Frequency-Specific Effects of Millimeter-Wavelength Electromagnetic Radiation in Isolated Nerve

Abstract

Effects of low-intensity millimeter waves (MMW) were studied in isolated frog nerve using a high-rate stimulation (HRS) functional test. Irradiation was performed in 3 frequency bands (41.1441.54, 45.89–45.93, and 50.8-51.0 GHz), at 5 frequencies in each band. The incident power density was 2.5 m W/cm² for the 45.8945.93 GHz band and 10-fold less for the other two bands. Each nerve underwent a single 38-min MMW or sham exposure accompanied by an HRS train (20 paired stimuli/s for 17 min). The second stimulus in each pair was delivered during the relative refractory period, 9 ms after the first one.

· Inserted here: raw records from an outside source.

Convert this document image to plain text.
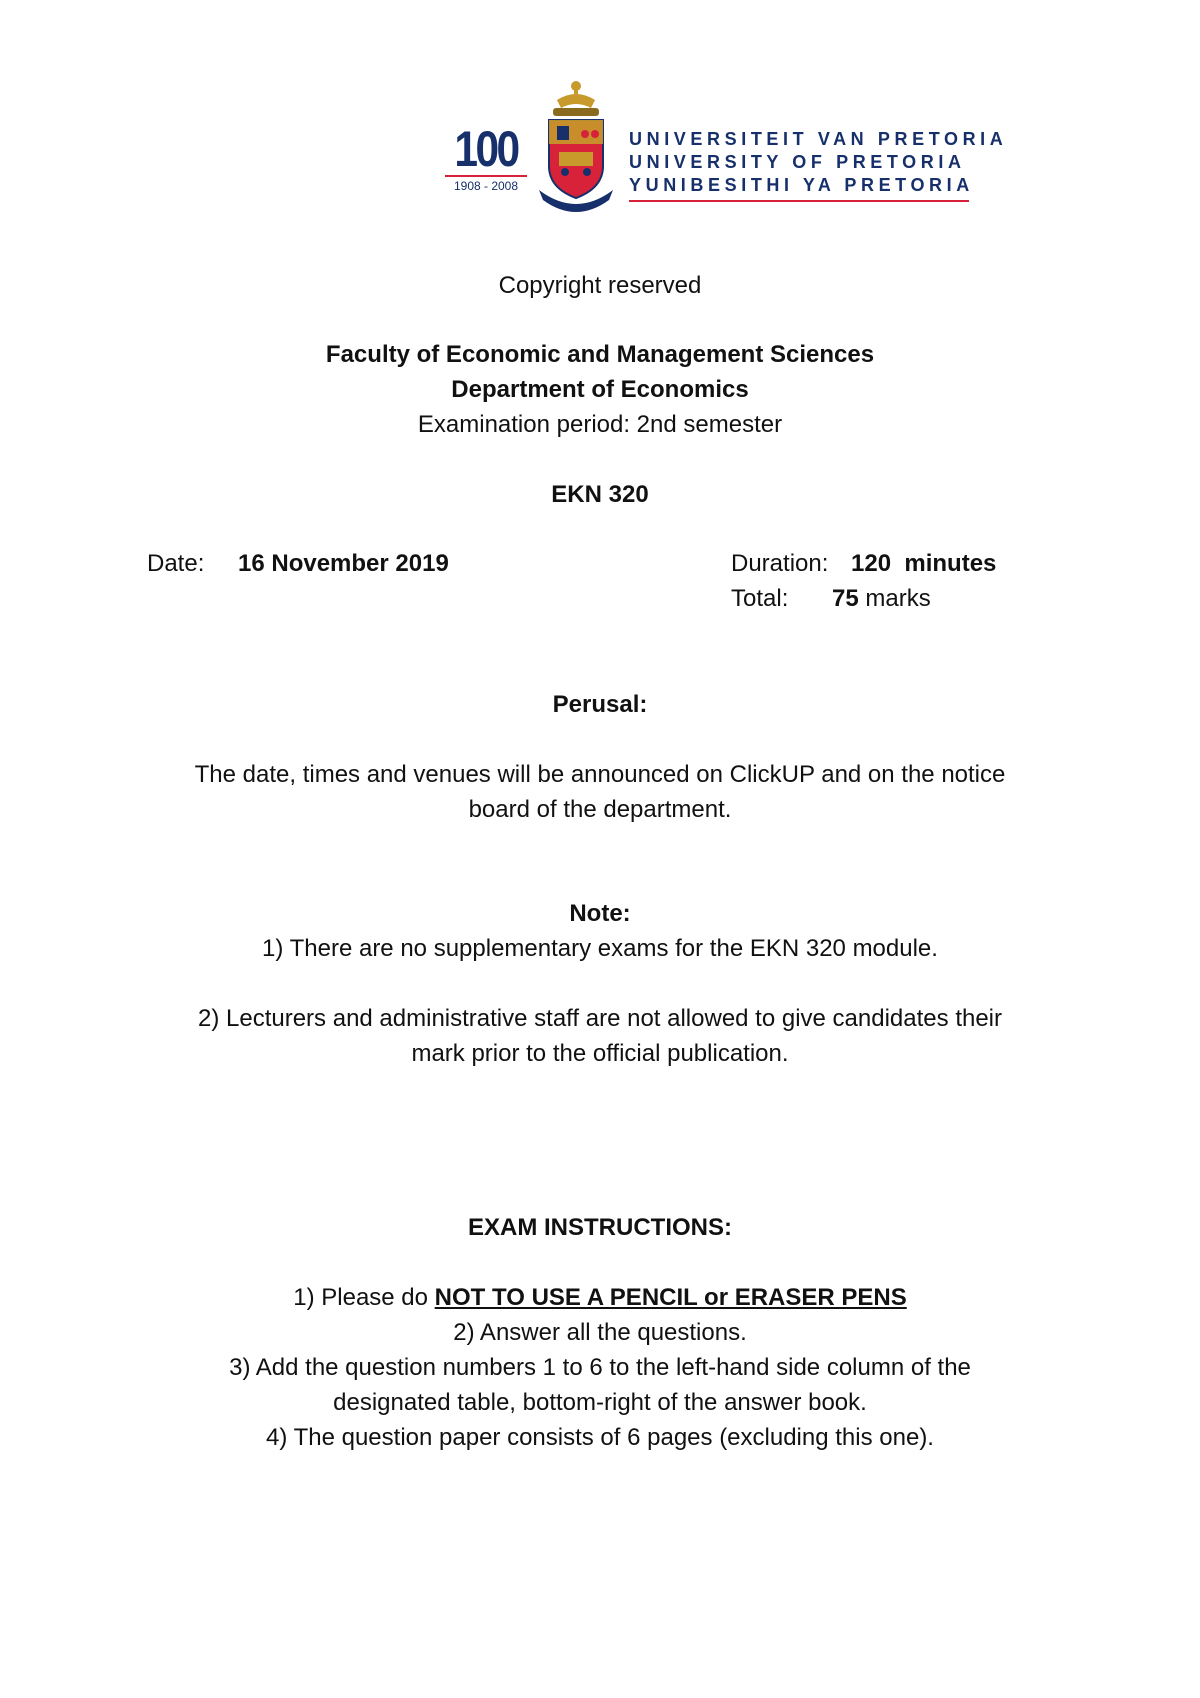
100
1908 - 2008
UNIVERSITEIT VAN PRETORIA
UNIVERSITY OF PRETORIA
YUNIBESITHI YA PRETORIA
Copyright reserved
Faculty of Economic and Management Sciences
Department of Economics
Examination period: 2nd semester
EKN 320
Date: 16 November 2019	Duration: 120  minutes
Total: 75 marks
Perusal:
The date, times and venues will be announced on ClickUP and on the notice
board of the department.
Note:
1) There are no supplementary exams for the EKN 320 module.
2) Lecturers and administrative staff are not allowed to give candidates their
mark prior to the official publication.
EXAM INSTRUCTIONS:
1) Please do NOT TO USE A PENCIL or ERASER PENS
2) Answer all the questions.
3) Add the question numbers 1 to 6 to the left-hand side column of the
designated table, bottom-right of the answer book.
4) The question paper consists of 6 pages (excluding this one).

HRS caused a temporary and reversible decrease of the amplitude and conduction velocity of compound action potentials. MMW irradiation attenuated these changes; the MMW effect on the conduction velocity could be caused by microwave heating, while the effect on the amplitude apparently was not thermal. The amplitude changed significantly only in the test action potential (the one evoked during the refractory period), thus testifying to an improvement of the nerve refractory properties. This effect depended on MMW frequency rather than intensity and reached maximum at 41.34 GHz. A 100-MHz deviation from this frequency (to 41.24 or 41.44 GHz) reduced the effect more than twofold, and a 200-MHz deviation eliminated it. The results provided further evidence for the existence of frequency-specific, resonance-type mechanisms of MMW interaction with biological systems.